In seinen Werbebroschüren nennt sich Stockholm gerne "das Venedig des Nordens." Vergleiche hat die Stadt eigentlich nicht nötig. Sie überzeugt mit ihrer eigenen, unverwechselbaren Schönheit. Doch wie Venedig ist auch Stockholm eine Stadt des Wassers. Wie sehr, wird hier oben schnell klar: Vor dem Ballon das Meer mit seinen tausenden Inseln, darunter kleine Seen, Tümpel und Flüsse, und weit im Westen der Mälaren, der große See, an dessen Ufer Teile der Stadt liegen. Aber Stockholm ist von oben nicht nur Blau. Auch viel Grün ist zu sehen. Riesige Parkflächen innerhalb der Stadtgrenzen. Auch der Ekoparken, der einzige innerstädtische Nationalpark der Welt, liegt hier.
400, 500 Meter über der Stadt gleitet man dahin. Winzig klein sind die Menschen in den Straßen. Das laute Fauchen des Brenners unterbricht die Stille in regelmäßigen Abständen. Denn um die Höhe zu halten, muss immer wieder nachgeheizt werden. Vielleicht sind alle Ballonfahrer so schweigsam wie Kjell, weil eine lange Unterhaltung hier oben gar nicht möglich ist. Wer zuviel spricht, dessen Worte werden vom Lärm des Brenners unterbrochen. Und vielleicht lachen alle Ballonfahrer so gern wie Kjell, weil sie jeden Tag diesen großartigen Ausblick genießen dürfen.

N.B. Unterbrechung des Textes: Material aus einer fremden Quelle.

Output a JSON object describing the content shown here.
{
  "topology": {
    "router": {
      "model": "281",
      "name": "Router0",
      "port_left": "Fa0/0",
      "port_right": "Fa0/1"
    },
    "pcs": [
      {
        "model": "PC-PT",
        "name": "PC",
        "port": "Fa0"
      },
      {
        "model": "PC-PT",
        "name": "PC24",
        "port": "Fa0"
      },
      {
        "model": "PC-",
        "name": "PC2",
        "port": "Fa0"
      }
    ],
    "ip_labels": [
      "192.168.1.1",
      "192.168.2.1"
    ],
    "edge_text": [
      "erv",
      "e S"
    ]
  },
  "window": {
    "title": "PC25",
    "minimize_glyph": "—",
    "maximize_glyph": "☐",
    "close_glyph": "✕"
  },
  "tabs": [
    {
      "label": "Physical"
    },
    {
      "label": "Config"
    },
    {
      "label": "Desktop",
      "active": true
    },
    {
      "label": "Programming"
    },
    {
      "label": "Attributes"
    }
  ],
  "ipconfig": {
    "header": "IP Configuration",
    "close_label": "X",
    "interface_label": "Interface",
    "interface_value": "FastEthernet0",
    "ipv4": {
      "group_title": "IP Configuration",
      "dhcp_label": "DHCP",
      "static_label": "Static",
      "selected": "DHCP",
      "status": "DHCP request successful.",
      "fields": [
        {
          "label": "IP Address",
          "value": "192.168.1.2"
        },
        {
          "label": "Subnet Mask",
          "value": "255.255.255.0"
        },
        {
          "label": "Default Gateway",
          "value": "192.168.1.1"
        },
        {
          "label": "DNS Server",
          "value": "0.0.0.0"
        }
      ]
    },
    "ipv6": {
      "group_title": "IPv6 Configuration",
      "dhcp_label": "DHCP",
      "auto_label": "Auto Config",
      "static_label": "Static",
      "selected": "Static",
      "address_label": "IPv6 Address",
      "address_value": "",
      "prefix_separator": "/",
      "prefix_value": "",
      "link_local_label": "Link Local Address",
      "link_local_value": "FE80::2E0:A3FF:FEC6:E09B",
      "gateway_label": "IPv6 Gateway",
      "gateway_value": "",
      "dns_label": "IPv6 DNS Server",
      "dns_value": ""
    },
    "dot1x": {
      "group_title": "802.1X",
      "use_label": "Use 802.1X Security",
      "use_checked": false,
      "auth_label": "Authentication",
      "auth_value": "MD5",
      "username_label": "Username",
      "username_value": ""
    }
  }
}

Nach knapp einer Stunde Fahrt senkt sich der Ballon langsam. Er nähert sich dem Landeplatz, dem alte Flugplatz von Barkaby. Erstmals seit dem Start meldet sich der schweigsame Kapitän wieder zu Wort: "Haltet Euch gut fest! Geht leicht in die Knie! Und verlasst den Korb nicht ohne meine Erlaubnis!" Und als wären alle Profis, setzt er punktgenau auf der Landebahn des alten Flughafens auf. Doch bevor jemand ein Lob aussprechen kann, hebt der Ballon wieder ab und hopp, hopp, hopp - landet er mit umgestürztem Korb auf der Wiese neben der Landebahn. Das sei normal, sagt Kjell völlig gefasst: "Heißluftballone haben eben keine Steuerknüppel."